Where Was Jeremiah Johnson Filmed?

‘Jeremiah Johnson’ follows the tale of its titular protagonist (Robert Redford), a former soldier who begins to live in the wilderness of Colorado so as to find solitude and self-sufficiency. He possesses a .30 caliber rifle to protect him from danger, but the mighty winter of the mountain country inhibits his capacity to survive.

Jeremiah finally chances upon an eccentric bear hunter named Chris Lapp (Will Geer), who hands down survival tactics to a suffering Jeremiah. The protagonist then gets his life together and explores the wild, encountering numerous experiences along the way. As his new life takes shape, he is again summoned by the US Army to save a group of settlers in a stranded wagon train. Based on the real-life story of mountain man John Jeremiah Johnson, the movie makes for a spectacular watch mainly because of its majestic locations that beautifully melt into his story. If you’re wondering where the movie was shot, here’s everything we know.

Jeremiah Johnson Filming Locations

‘Jeremiah Johnson’ was filmed around January 1971. Was the movie actually shot in the splendid country wilderness of Utah? The answer is yes. The interesting part is that it was filmed in nearly a hundred different locations in the US state. The rest of the scenes took place in Arizona’s arid embrace. Let’s discover more details!


The enchanting aesthetic of the movie is credited to the vast expanse of Utah, where the movie was shot. The movie covers almost 100 locations, including Robert Redford’s backyard in Sundance, the Alpine Loop in Provo, and American Fork canyons. At that time, Redford owned properties in Utah spanning over 600 acres, which assisted in the production of the movie.

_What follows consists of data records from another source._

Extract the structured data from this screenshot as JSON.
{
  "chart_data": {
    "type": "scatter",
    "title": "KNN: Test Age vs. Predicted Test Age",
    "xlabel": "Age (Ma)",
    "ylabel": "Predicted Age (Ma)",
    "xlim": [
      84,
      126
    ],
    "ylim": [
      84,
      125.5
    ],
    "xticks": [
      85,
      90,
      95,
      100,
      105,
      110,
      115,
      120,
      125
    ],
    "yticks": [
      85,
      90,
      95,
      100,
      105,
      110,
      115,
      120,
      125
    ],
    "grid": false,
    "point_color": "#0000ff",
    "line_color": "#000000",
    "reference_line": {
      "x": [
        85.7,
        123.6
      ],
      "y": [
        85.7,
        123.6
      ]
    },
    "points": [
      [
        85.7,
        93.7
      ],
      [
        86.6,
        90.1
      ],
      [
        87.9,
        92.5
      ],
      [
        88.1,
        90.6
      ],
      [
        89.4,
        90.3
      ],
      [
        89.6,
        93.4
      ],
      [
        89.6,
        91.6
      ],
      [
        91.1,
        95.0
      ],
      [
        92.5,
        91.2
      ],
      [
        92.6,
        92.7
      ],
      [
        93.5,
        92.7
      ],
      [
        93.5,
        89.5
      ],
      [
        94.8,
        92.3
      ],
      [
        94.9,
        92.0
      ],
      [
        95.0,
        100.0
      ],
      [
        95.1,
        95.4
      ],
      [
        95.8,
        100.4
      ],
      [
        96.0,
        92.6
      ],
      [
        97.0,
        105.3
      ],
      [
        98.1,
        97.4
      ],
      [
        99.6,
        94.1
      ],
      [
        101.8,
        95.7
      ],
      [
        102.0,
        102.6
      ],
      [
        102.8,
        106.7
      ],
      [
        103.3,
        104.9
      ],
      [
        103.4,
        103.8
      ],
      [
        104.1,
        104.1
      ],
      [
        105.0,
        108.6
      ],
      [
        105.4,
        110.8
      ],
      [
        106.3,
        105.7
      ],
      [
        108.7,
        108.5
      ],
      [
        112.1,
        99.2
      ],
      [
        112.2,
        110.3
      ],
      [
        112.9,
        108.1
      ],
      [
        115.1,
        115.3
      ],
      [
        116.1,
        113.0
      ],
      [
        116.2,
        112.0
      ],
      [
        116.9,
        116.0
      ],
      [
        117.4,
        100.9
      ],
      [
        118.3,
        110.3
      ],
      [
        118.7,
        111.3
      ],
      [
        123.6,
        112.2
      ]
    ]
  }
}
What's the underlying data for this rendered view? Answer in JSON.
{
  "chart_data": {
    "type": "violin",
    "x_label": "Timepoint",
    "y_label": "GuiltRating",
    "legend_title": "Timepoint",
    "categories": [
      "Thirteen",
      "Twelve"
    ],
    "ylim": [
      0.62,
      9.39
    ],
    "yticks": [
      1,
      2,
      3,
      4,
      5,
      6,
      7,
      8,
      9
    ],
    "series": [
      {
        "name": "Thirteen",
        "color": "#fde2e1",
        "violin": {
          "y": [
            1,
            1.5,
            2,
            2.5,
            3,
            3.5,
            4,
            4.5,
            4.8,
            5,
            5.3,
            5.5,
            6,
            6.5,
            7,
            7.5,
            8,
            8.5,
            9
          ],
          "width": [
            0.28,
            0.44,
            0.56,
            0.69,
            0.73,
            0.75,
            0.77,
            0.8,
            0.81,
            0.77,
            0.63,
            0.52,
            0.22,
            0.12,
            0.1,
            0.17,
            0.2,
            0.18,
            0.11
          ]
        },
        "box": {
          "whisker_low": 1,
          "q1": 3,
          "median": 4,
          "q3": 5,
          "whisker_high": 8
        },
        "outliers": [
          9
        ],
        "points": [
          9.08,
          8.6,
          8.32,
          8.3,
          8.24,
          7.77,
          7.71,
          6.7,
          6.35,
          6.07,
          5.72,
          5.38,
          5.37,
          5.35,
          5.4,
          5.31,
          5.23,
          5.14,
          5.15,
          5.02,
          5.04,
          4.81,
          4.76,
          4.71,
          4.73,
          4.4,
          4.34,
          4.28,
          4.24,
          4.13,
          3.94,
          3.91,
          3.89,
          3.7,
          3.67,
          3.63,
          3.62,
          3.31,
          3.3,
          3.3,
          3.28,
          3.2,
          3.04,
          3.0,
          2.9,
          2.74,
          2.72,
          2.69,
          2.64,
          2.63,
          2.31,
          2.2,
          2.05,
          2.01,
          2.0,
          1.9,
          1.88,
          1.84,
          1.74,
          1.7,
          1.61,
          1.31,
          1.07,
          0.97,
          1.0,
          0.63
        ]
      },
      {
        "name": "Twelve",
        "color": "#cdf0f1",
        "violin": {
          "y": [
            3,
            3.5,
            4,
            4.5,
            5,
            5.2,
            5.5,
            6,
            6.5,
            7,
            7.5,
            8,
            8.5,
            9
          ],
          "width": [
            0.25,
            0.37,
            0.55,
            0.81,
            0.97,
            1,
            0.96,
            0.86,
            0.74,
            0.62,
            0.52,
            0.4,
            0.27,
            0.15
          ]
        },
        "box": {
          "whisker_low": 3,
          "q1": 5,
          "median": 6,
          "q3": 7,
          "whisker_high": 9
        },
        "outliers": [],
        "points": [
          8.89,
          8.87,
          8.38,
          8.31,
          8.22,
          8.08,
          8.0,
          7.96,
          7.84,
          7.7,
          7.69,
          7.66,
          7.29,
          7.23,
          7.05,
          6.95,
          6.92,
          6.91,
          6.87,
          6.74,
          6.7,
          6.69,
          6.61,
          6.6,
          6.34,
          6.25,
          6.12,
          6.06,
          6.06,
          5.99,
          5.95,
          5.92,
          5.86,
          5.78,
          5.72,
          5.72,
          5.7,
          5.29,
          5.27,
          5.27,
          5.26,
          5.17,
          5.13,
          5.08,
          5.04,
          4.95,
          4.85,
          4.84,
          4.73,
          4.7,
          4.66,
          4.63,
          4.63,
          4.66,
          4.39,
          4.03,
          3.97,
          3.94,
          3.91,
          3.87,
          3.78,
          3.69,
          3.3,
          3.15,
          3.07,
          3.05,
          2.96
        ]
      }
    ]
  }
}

Many scenes were shot on the backside of Mount Timpanogos near Redford’s personal property named Sundance, situated at State Highway 92, Sundance. Redford was captivated by the Timp Haven ski resort there, which is why he bought it and changed its name to Sundance, after his character in ‘Butch Cassidy and the Sundance Kid.’

He and director Sydney Pollack fought against studio executives who were initially not supporting their idea of extensive filming. As expected, the crew faced several problems during production. Pollack said that the snows of St. George in southern Utah were terrible, and they had to use Cinemobiles as lifelines. Beaten down by the weather and heavy budget, the crew had to make do with first takes.

Other scenes were filmed in significant reserves of nature, such as the Zion National Park, Ashley National Forest, Wasatch-Cache National Forest, and Uinta National Forest situated in the southwestern,  northeastern, northern, and north-central parts of Utah, respectively. Other locations in Utah include Leeds and St. George. The Snow Canyon State Park, located at 1002 Snow Canyon Drive, near St. George, also makes an appearance.


The movie was partially filmed in Arizona. The production team made good use of its weather and geography, two things that the state is majorly known for. A few scenes were filmed at the Vermilion Cliffs National Monument, which is sprawled over more than 280,000 acres. It touches the Utah-Arizona border. Other locations include Kayenta and the Tsegi Canyon situated in Navajo County; Mexican Water, a community located in Apache County; and Paiute Wilderness, which dominates the northwestern portion of Arizona.